仕事中の5分間もプライベートの5分間も短く感じるのに、あの日あのタイミングの5分間は、とても長く感じられます。つらいです。でも、兄さんは違う意味でもっとつらかったでしょう。
僕は酷いな人間です。
いつも勝手に、「あと5分早かったら」と悔やんでいます。あの5分間を空白の5分間みたいにつらく感じています。

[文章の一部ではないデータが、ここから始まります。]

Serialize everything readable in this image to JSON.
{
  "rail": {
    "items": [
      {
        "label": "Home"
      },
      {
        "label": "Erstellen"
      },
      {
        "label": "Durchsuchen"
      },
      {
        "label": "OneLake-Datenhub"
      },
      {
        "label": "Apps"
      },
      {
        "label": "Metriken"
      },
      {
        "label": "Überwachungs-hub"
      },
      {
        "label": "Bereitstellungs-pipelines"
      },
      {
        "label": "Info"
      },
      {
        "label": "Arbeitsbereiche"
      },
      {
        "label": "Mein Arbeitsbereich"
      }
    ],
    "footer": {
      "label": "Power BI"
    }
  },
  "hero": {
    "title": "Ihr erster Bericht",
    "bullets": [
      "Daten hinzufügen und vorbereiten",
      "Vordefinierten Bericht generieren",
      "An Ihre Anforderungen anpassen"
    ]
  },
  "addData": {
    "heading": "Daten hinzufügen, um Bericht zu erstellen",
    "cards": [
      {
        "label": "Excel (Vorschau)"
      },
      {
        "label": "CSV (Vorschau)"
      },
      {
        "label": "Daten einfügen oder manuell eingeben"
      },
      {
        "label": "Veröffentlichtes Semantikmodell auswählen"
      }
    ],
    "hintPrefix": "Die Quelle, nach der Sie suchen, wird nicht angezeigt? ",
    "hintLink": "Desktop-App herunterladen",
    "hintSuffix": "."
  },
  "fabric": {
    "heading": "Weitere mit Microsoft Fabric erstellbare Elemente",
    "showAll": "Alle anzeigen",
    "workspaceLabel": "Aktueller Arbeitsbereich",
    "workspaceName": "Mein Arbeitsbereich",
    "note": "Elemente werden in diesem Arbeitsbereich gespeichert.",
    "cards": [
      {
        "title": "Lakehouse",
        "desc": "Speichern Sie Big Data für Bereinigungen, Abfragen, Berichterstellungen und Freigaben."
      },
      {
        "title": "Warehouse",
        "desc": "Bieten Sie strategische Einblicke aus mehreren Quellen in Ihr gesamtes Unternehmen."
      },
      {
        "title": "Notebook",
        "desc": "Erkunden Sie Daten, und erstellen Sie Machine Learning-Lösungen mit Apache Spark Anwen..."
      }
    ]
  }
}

本当はお上品に「僕」なんて言わず、一人称は「俺」です。
下町生まれ下町育ちのべらんめえな江戸っ子です。
今日仕事が終わったら、彼女と一緒に婚姻届を提出に行く予定です。
彼女は同僚の看護師で、星の輝く夜も一緒に歩いてくれる優しい女性です。
ごめんなさい。僕は今、兄さんを差し置いて、幸せになろうとしています。
もしも兄さんが許してくれるのなら、兄さんにお願いがあります。
どうか夜空から、僕達のささやかな幸せを祈ってもらえませんか?
僕は酷い人間です。
兄さんの分まで幸せになります。
これからも心のどこかで「あと5分」と悔やみ続けながら。1年に1度、18時56分から19時1分まで黙祷を捧げながら。